Я никак не намерен рассказывать вам слово в слово повесть любви моего героя: мне музы отказали в способности описывать любовь:
О ненависть, тебя пою!
Скажу вам вкратце, что через два месяца после водворения в доме Негрова Круциферский, от природы нежный и восторженный, был безумно, страстно влюблен в Любоньку. Любовь его сделалась средоточием, около которого расположились все элементы его жизни; ей он подчинил все: и свою любовь к родителям, и свою науку – словом, он любил, как может любить нервная, романтическая натура, любил, как Вертер, как Владимир Ленский. Долго не признавался он сам себе в новом чувстве, охватившем всю грудь его, еще долее не высказывал его ей, даже не смел об этом думать, – по большей части и не следует думать: такие вещи делаются сами собою.
Однажды после обеда, когда Негров в кабинете, а Глафира Львовна в диванной отдыхали, в зале сидела Любонька, и Круциферский читал ей вслух стихотворения Жуковского. До какой степени опасно и вредно для молодого человека читать молодой девице что-нибудь, кроме курса чистой математики, это рассказала на том свете Франческа да Римини Данту, вертясь в проклятом вальсе della bufera infernale[20]: она рассказала, как перешла от чтения к поцелую и от поцелуя к трагической развязке. Наши молодые люди этого не знали и уже несколько дней раздували свою любовь Жуковским, которого привез кандидат.

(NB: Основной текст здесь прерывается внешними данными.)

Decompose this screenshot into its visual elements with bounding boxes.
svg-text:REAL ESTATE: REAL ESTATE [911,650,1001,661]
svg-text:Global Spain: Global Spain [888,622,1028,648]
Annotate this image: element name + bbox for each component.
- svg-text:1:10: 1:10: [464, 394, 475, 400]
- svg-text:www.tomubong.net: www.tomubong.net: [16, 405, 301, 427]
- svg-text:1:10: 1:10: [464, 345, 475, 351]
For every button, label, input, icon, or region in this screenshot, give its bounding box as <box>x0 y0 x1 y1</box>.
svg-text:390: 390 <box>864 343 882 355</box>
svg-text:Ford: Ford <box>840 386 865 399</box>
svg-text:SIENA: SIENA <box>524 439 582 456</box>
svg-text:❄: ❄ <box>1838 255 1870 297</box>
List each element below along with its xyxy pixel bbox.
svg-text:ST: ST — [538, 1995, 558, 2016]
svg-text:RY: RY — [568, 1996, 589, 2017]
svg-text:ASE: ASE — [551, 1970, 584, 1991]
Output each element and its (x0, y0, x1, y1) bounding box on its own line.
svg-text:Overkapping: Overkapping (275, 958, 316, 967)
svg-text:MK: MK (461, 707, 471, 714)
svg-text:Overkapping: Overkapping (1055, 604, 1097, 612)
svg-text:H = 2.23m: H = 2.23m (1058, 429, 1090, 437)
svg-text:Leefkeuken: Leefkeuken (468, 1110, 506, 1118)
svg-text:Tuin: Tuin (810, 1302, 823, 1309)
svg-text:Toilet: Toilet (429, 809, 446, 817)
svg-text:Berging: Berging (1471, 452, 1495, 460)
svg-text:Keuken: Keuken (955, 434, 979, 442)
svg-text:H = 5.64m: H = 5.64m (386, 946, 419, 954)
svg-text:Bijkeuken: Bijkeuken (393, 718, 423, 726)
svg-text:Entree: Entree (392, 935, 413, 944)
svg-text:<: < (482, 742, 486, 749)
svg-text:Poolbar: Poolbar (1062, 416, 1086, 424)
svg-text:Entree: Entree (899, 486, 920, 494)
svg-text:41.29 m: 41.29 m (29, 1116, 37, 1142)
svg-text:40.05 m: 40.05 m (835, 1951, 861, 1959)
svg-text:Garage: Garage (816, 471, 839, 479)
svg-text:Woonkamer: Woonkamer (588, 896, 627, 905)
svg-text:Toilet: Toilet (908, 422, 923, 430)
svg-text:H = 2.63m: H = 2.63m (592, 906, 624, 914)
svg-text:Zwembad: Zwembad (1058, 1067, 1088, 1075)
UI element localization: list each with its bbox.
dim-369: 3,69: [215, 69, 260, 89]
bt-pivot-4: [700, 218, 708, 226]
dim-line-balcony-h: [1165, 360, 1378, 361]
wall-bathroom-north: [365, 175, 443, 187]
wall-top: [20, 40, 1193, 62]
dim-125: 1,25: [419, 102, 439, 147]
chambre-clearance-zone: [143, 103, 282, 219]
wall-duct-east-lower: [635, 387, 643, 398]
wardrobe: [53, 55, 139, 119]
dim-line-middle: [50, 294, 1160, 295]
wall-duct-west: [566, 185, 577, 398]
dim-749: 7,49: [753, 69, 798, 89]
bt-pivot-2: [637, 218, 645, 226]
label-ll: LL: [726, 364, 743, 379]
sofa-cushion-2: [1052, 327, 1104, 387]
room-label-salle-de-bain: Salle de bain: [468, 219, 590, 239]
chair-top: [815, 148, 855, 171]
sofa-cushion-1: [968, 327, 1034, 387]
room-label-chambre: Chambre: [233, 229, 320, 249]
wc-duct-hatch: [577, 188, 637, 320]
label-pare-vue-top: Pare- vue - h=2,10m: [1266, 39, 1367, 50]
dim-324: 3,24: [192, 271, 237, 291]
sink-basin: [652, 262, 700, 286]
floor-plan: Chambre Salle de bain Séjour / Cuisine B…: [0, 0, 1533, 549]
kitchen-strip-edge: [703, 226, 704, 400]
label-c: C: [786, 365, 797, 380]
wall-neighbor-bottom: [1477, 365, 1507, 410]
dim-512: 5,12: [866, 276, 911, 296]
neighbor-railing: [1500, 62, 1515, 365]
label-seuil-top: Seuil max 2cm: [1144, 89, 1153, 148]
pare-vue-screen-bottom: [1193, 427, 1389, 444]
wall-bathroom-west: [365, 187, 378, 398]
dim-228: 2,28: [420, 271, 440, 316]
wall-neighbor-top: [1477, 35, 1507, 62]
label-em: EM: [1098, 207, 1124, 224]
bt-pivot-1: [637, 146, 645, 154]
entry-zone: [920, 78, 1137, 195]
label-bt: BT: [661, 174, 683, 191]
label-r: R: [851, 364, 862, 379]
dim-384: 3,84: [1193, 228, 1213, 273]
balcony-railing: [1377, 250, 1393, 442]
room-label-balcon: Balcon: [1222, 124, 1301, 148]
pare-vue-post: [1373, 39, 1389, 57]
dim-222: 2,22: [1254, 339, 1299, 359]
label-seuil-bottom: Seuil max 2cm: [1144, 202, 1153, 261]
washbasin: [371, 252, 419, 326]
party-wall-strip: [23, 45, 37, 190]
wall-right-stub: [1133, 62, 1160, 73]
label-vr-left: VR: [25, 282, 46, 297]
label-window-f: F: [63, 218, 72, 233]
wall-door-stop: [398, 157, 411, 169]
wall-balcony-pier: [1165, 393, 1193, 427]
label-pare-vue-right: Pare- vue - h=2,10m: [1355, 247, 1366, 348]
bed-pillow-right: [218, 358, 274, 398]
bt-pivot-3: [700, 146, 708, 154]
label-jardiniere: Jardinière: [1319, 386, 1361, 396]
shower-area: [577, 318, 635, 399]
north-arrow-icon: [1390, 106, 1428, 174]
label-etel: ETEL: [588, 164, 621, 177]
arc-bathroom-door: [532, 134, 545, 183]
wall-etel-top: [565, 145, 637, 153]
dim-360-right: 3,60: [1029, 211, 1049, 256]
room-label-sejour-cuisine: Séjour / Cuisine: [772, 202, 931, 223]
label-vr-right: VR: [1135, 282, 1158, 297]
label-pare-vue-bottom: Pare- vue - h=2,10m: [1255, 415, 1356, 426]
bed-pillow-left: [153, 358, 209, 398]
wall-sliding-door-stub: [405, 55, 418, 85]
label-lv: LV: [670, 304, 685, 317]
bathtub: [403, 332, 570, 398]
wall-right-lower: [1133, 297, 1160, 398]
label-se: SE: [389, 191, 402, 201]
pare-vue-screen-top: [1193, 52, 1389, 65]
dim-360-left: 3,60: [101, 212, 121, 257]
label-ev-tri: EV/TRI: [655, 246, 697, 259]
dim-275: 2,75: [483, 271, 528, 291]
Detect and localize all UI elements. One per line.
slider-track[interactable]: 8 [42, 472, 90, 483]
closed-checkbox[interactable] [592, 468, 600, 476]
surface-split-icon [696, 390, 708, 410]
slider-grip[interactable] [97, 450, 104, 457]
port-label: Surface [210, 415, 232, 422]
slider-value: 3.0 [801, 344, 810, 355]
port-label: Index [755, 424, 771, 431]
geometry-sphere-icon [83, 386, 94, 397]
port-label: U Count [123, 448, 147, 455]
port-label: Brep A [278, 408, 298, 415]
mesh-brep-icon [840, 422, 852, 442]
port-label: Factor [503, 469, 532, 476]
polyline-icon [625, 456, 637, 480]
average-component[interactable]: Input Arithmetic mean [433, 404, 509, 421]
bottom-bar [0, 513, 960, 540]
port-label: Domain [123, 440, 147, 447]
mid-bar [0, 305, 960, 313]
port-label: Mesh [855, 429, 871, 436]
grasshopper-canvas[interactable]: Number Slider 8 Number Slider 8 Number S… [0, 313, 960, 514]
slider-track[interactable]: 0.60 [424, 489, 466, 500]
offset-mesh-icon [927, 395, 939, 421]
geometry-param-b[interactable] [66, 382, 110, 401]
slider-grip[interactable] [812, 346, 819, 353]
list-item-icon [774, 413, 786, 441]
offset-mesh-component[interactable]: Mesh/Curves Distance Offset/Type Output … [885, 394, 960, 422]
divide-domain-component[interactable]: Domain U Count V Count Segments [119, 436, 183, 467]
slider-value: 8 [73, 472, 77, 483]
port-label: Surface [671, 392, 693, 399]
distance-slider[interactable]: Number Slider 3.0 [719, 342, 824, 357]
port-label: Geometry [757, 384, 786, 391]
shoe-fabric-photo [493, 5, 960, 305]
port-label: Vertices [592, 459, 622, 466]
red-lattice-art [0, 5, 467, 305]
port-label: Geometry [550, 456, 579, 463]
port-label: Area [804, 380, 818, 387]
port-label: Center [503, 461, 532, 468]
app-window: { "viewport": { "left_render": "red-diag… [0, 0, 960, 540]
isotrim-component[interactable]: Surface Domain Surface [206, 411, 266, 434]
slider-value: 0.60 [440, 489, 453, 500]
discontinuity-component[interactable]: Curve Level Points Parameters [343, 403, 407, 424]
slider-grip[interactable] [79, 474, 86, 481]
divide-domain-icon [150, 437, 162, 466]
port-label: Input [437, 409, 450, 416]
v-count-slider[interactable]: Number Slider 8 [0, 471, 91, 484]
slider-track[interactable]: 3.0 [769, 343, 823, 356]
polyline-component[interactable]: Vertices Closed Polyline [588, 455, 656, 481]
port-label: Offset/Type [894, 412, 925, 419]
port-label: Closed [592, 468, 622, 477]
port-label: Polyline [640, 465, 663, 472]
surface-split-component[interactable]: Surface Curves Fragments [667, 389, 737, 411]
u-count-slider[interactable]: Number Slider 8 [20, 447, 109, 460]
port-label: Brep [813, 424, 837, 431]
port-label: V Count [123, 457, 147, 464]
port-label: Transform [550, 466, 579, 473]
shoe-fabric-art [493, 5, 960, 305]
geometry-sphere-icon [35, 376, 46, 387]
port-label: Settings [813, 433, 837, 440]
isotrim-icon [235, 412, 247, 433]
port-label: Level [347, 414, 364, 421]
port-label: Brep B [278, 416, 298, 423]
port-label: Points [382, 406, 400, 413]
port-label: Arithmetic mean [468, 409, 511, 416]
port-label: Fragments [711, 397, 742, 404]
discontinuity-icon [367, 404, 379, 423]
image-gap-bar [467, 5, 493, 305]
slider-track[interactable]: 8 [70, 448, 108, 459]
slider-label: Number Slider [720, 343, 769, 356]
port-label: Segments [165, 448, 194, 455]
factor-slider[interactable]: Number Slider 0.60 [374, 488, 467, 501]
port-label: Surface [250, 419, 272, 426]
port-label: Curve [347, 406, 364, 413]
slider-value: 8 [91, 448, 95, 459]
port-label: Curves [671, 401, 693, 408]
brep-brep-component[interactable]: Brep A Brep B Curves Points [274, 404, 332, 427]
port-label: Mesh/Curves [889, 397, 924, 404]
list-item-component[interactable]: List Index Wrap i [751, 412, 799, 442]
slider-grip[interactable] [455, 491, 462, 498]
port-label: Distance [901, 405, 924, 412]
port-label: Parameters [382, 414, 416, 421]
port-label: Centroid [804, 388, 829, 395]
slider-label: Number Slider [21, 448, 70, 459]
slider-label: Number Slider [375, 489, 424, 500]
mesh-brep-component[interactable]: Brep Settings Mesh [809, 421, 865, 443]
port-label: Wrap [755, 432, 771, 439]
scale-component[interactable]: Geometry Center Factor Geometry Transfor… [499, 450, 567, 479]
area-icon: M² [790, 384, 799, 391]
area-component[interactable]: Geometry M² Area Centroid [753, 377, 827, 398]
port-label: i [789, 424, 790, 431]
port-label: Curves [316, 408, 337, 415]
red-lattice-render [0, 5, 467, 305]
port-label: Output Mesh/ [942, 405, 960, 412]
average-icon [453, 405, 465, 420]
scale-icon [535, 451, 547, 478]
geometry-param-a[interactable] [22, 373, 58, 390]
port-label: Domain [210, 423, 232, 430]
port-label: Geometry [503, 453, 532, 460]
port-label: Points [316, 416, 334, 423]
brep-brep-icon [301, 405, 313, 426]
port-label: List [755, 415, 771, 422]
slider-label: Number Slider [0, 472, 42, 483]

Пока они читали «Ивиковы журавли», все шло хорошо, но, открыв убийцу по этому делу, они перешли к «Алине и Альсиму», – тогда случилось вот что. Круциферский, прочитав дрожащим голосом первую строфу, отер с лица своего пот и, задыхаясь, осилил еще следующие стихи:
Когда случится жизни в цвете
Сказать душой
Ему: ты будь моя на свете, —
остановился и зарыдал в три ручья; книга выпала у него из рук, голова склонилась – и он рыдал, рыдал безумно, рыдал, как только может рыдать человек, в первый раз влюбленный. «Что с вами?» – спросила Любонька, у которой тоже сердце билось сильно и слезы навернулись на глазах. «Что с вами?» – повторила она, боясь всей душой ответа. Круциферский схватил ее руку и, одушевленный какой-то новой, неведомой силой, не смея, впрочем, поднять глаз, сказал ей: «Будьте, будьте моей Алиной!.. я… я…» Больше он не мог ничего вымолвить. Любонька тихо отдернула свою руку; ее щеки пылали, она заплакала и вышла вон. Круциферский не сделал ничего, чтоб остановить ее; вряд ли даже желал он этого. «Боже мой! – думал он, – что я наделал… Но она так тихо, так кротко вынула свою руку…» И он опять плакал, как ребенок.
Вечером в тот день Элиза Августовна сказала шутя Круциферскому: «Вы, верно, влюблены? рассеянны, печальны…» Круциферский покраснел до ушей. «Видите, какая я мастерица отгадывать; не хотите ли, я вам загадаю на картах?» Дмитрий Яковлевич испытал все, что может испытать злейший преступник, не знающий, что известно производящему следствие и на что он намекает. «Ну что же, хотите?» – спрашивала неотвязчивая француженка.
– Сделайте одолжение, – отвечал молодой человек.
И вот Элиза Августовна начала с какой-то демонической улыбкой раскладывать карты, приговаривая: «А вот дама de vos pensées…[21] да вы пресчастливый: она легла возле вашего сердца!.. Поздравляю, поздравляю… возле червонный туз… она вас очень любит… Это что? – не смеет вам сказать. Да вы что за жестокий кавалер, заставляете ее страдать!!» и проч. При каждом слове Элиза Августовна устремляла на него проницательные глазки свои и радовалась от всей души пытке, которой подвергала несчастного молодого человека. «Pauvre jeune homme[22], она вас не заставит так страдать, – ну, где же найти такую каменную душу… Да вы говорили ли когда-нибудь ей о вашей любви? Верно, нет!» – Круциферский бледнел, краснел, синел, желтел – и, наконец, спасся бегством. Пришедши к себе в комнату, он схватил лист бумаги; сердце его билось; он восторженно, увлекательно изливал свои чувства; это было письмо, поэма, молитва; он плакал, был счастлив – словом, писавши, он испытал мгновения полного блаженства. Эти мгновения, обыкновенно реющие, как молния, – лучшее, прекраснейшее достояние нашей жизни, которого мы не умеем ценить, и вместо того чтоб упиваться им, мы торопимся, тревожные, ожидающие все чего-то в будущем…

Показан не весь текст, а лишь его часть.